Je confiais la bombe à Lucien, qui la confia à Targan, qui se la fit prendre par Amy, qui la donna à Lyrd'Nydia, qui provoqua Garf fils de Garf en duel singulier. La négociation du combat pris plus de temps que l'affrontement lui-même : après avoir engagé sa vie et sa liberté comme enjeu du duel et laissé Lucien tirer de Garfurson qu'Esmira la chanteuse n'était pas une complice mais l'objet d'un sacrifice prochain, Lyrd'Nydia tua Garf fils de Garf en un seul coup de hache puis décapita sa dépouille quand cette dernière tenta de poursuivre la lutte. Entre-temps, des hurlements inhumains provenant de Port Salin résonnèrent dans le marais : Okoth les interpréta comme la voix de L'Enfant du Grand Serpent et perçu dans cette plainte un amour de la vénération, de l'auto-lamentation, et de la musique.

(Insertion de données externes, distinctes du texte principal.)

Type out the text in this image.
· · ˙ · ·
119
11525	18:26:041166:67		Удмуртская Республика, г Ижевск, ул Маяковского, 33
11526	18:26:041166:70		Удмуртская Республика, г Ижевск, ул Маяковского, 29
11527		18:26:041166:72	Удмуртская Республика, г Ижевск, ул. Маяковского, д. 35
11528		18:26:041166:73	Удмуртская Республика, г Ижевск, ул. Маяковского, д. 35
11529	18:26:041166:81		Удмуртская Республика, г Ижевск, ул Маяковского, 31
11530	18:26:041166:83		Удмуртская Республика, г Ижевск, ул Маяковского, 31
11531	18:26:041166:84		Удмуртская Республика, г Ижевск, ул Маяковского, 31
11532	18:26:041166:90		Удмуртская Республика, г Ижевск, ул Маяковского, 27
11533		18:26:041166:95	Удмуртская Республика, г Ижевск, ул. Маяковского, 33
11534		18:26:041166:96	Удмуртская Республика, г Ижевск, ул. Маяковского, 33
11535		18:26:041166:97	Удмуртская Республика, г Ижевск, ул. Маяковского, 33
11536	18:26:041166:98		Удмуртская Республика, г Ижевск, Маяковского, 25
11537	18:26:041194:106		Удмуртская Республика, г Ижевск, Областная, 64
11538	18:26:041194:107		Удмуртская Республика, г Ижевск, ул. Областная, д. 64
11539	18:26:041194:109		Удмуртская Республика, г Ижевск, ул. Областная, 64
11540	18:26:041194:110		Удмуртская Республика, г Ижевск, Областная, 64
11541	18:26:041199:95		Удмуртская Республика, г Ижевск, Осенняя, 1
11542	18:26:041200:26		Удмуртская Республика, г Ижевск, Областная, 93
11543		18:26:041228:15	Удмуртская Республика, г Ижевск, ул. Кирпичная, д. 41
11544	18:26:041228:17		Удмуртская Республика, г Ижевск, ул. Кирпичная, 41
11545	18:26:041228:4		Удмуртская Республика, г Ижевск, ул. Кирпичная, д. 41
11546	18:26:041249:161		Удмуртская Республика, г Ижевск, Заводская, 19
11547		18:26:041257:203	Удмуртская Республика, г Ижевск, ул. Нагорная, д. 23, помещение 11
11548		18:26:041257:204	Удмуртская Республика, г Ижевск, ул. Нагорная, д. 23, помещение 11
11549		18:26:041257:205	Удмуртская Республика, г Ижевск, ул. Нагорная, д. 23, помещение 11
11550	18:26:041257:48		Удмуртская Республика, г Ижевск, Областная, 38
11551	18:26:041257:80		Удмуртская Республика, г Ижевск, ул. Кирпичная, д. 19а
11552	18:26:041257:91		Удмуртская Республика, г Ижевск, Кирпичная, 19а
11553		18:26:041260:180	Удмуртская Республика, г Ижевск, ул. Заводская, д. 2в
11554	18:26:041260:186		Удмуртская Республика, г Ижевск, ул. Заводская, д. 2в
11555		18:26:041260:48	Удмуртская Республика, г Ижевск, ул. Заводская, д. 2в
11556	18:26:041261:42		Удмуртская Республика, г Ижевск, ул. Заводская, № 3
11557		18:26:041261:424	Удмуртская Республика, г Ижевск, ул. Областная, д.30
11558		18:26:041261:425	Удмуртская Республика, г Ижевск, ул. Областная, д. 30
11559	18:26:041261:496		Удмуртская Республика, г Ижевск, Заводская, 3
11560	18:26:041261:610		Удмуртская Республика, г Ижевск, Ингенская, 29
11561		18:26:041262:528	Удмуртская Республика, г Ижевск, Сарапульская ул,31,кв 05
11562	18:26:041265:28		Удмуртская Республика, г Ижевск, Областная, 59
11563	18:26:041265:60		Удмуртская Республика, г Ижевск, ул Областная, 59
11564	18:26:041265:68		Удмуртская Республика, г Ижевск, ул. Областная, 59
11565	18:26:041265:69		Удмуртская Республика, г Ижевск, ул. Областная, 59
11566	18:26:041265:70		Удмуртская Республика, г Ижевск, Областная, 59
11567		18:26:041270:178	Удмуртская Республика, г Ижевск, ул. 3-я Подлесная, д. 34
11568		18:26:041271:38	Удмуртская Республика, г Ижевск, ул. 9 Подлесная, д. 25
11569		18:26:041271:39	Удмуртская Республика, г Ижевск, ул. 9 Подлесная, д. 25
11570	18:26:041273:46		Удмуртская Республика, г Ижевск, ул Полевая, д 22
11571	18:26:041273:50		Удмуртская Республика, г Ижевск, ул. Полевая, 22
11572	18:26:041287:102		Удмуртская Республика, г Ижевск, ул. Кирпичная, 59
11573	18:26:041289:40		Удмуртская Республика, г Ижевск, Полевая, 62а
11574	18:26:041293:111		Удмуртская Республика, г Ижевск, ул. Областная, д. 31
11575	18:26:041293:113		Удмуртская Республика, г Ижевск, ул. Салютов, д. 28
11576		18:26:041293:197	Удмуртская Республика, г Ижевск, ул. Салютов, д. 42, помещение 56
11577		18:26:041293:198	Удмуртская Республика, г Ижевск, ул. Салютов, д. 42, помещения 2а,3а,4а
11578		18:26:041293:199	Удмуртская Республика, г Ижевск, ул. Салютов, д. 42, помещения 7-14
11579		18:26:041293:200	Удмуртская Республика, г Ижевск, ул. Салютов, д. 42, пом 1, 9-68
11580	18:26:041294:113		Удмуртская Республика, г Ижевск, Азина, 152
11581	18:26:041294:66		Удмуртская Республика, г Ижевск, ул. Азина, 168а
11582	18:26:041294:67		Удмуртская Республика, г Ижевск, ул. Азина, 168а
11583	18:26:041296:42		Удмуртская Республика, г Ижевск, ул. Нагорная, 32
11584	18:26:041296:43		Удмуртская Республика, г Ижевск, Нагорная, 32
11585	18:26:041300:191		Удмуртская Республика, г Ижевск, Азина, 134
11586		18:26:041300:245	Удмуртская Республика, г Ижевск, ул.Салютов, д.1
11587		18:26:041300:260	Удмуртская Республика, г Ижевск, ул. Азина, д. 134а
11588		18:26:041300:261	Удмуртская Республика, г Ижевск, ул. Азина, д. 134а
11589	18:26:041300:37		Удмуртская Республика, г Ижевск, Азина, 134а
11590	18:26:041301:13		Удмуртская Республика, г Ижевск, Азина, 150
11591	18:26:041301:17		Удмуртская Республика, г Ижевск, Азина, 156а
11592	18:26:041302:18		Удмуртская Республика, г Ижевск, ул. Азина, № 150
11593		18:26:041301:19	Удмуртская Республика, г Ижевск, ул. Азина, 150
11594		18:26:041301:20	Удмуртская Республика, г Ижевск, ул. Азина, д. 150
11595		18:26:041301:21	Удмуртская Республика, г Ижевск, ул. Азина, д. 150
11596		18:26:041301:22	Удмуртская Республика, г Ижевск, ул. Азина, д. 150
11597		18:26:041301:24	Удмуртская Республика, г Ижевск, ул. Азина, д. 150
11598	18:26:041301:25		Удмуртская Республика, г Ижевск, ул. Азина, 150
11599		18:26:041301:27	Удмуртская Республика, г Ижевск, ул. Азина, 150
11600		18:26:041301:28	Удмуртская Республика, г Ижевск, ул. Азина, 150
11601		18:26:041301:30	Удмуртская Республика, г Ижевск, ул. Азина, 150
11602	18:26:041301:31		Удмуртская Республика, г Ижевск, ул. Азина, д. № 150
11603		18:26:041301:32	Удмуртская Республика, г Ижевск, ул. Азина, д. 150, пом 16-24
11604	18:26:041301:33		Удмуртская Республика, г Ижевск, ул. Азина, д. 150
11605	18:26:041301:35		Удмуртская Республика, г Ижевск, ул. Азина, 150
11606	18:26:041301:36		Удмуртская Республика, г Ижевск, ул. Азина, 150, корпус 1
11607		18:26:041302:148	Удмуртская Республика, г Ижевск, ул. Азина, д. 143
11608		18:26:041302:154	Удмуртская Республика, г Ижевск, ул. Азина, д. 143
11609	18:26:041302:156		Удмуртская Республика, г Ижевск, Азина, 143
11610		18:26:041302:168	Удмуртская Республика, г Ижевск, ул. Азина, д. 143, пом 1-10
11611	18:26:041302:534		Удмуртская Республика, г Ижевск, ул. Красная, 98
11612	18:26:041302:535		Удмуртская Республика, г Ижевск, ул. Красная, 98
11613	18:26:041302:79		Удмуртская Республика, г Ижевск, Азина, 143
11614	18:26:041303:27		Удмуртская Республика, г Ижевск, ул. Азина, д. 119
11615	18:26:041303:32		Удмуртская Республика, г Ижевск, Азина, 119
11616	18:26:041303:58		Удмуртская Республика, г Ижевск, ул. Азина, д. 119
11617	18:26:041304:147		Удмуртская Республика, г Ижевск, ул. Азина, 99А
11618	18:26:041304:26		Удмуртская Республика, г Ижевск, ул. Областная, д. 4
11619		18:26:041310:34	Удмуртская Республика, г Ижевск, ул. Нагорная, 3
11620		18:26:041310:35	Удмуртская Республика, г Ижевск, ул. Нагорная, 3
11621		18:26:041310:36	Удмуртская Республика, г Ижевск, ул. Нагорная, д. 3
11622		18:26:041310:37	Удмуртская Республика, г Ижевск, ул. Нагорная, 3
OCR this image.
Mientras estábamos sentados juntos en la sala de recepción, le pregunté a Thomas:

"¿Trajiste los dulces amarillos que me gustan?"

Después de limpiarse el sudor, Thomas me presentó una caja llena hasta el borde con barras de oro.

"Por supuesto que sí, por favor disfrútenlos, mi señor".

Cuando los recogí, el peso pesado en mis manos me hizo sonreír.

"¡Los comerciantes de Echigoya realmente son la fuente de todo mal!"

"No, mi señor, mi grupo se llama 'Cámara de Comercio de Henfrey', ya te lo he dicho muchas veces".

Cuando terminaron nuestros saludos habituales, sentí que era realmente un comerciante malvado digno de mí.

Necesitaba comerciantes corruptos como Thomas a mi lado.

Les villageois étant trop nombreux et sous le contrôle d'autrui, nous dûmes poursuivre notre fuite vers la mer pour les protéger de nous autant que nous d'eux. L'ogre, au passage, manqua de peu de tuer Okoth (qui prouva qu'il possédait plus de potions que Lucien n'en avait sacrifié pour lui), Lucien (qui en tira un trauma notable et épingla Amy comme source de son expérience), et moi-même (qui somme toute aura fait ses preuves en situation de combat). Nous ne prîmes pas le risque de la confrontation et nous entassâmes dans la barque, qui bien qu'elle prit l'eau nous mena à Port-Salin sans autre encombre que les douleurs fulgurantes qu'Amy subit quand elle tenta de regarder au fond du lac - là où se situait la source de la magie environnante, et probablement le maître des lieux.
Port-Salin et l'Enfant mélomane
Sur le trajet Okoth et moi détournâmes un ensemble de miroirs de ma collection pour en tirer un instrument de musique au ton gémissant - juste à temps pour arriver à la ville et découvrir la source des hurlements.
Une créature innommable, d'yeux et de membres sans os (probablement remplis d'arrêtes), se tenait sur la maison de Targan et saisissait sa fille Esmira. Okoth, après nous avoir rappelé qu'il n'était point barde mais possédait de nombreux talents, s'engagea dans la composition d'un poème chanté accompagné de son instrument de fortune. Je ne saurai retranscrire la beauté de ce texte et de sa mélodie. Il chanta l'apaisement, la nostalgie, la tristesse, les familles brisées et les mythes d'autres temps. Je pourrais jurer que la chose de cauchemar avait pleuré si sa nature même n'était pas déjà de suinter en permanence par tout orifice disponible.
L'Enfant du Grand Serpent se révéla être dépourvu d'hostilité, voire même doté d'une sensibilité innocente et dévouée envers Esmira et ses chansons. D'habitude cachée dans les promontoires de la côte pour savourer la musique de la jeune femme sans l'effrayer, la créature s'était précipité à la demeure des Thorgard quand elle entendit Garf fils de Garf prononcer le sacrifice prochain d'Esmira. La présence de Targan à nos côtés parvint à convaincre l'Enfant que nous n'étions pas des ennemis, et c'est dans un calme surréel que nous demandâmes son soutien pour quitter la ville maudite. Nous confiâmes au bourgmestre un amplificateur de voix eressien qui avait la particularité de n'être entendu que des enfants, et organisâmes l'évacuation des quelques villageois qui répondirent à notre appel : huit enfants et sept adultes assez sages pour écouter leur progéniture, en sus de Targan et Esmira Thorgard. Guidés par l'Enfant, nous nous frayâmes un passage au travers de Port-Salin pour retourner une dernière fois dans les marais.
Le marais, troisième et dernier passage
Nous pûmes fuir sans encombres grâce à la protection de l'engeance de titan. La créature ne put nous accompagner, car liée au marais où son géniteur réside - au moment de nous séparer, je lui promis notre retour. C'est à elle, sans hésitation, que nous devons la vie.